Which balance of categories, is most appropriate for a college literature class like ours?  What about other literature classrooms?

As usual in an essay like this, do a lot of comparing and contrasting from start to finish, for the sake of sparking ideas and weaving organization.

Summarize your learning experience with possible applications to research or teaching.

websites: classic, popular, and representative authors and literature; Alternative American Renaissance; Purpose of literature to entertain and instruct.

Examples from our course readings: (not exhaustive—welcome to bring in others)

“Classic” authors and texts: Dickinson; Hawthorne; Emerson; Cooper; Irving; Thoreau

“Popular” authors and texts: Irving, Poe, Cooper, Stowe; you may also refer to popular authors beyond this course.

“Representative” texts and authors: William Apess; Cherokee Memorials; Frederick Douglass; Sojourner Truth; Harriet Jacobs; Margaret Fuller; Elizabeth Cady Stanton.

*Also consider authors who combine or cross categories: Poe, Douglass, Stowe, Irving, Fuller, Cooper.

Models from 2012: scroll to B4 at 2012 final examIndex to Sample Answers; Models from 2010; Models of Essay 4 from 2008; Models of Essay 4 from 2006; Models of Essay 4 from 2004

C5. Romanticism & Realism. Compare and contrast the styles of Romanticism and Realism in 2 or 3 texts from our course. These texts may entirely represent Romanticism (e.g., The Last of the Mohicans, Ligeia) or Realism (Life in the Iron Mills, "The Wound-Dresser"), or you may examine both Romanticism and Realism in a single text (e.g., Uncle Tom's Cabin, Life in the Iron Mills, "The Wound-Dresser") or some combination of these approaches. 2 or 3 texts total required in any case.

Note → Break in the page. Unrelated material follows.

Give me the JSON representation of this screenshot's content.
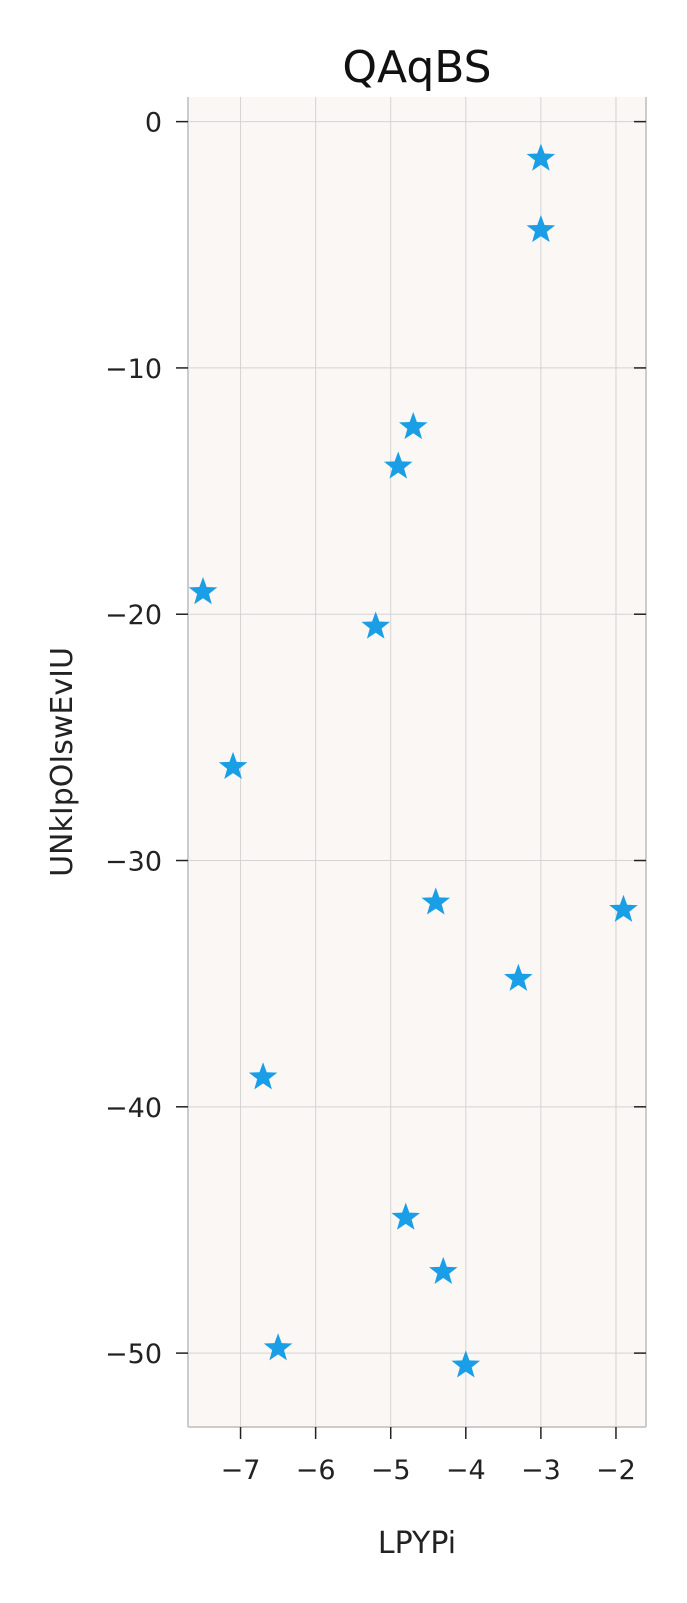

Essential term websites: Romanticism; Realism

Models from American Renaissance 2013: Briana Perry, Elevated Romanticism, Blunt Realism; Mickey Thames, Romantic Sentiments in a Realistic World; Kayla Davis, The Realities of Romanticism

Models from American Renaissance 2015: Sarah Hurt, Romanticism as an Aid for Realism; Michael McDonald, Hawkeye vs Hugh: The Battle Between What Is Real & What We Wish Was

C6. Other options for Essay C: Combine two or more topics above into a single essay—but please indicate which topic choices are involved and how and why you're connecting the topics.

Grading criteria:

Surface competence / readability: An occasional careless error won't kill your grade, given time pressures, but repeated or chronic errors are remarked and factored. If you have trouble with spelling, word endings, punctuation, etc., get help from a mentor or tutor (ask them to explain help).

Content: Use, explain, and apply course terms as defined primarily by course term-links; refer frequently to objectives and texts.

Thematic organization & unity: emphasize central themes of your essay. Connect parts of essay to form a unified whole. Use transitions. Organize paragraphs with topic sentences. (Helpful websites: unity, continuity, and transition; Thesis, topic sentences, transition.)

The best exams use terms, themes, and objectives recognizable from class meetings, demonstrate understanding of terms and objectives with quick working definitions and application to examples from texts, while also extending and refreshing common materials with the student's own language, examples, and analyses of shared texts.

Lesser exams talk about the texts but ignore terms and objectives. Students write what they would have said before starting the course. Instructor thinks, "You could have written this without taking the course." Don't make me write this!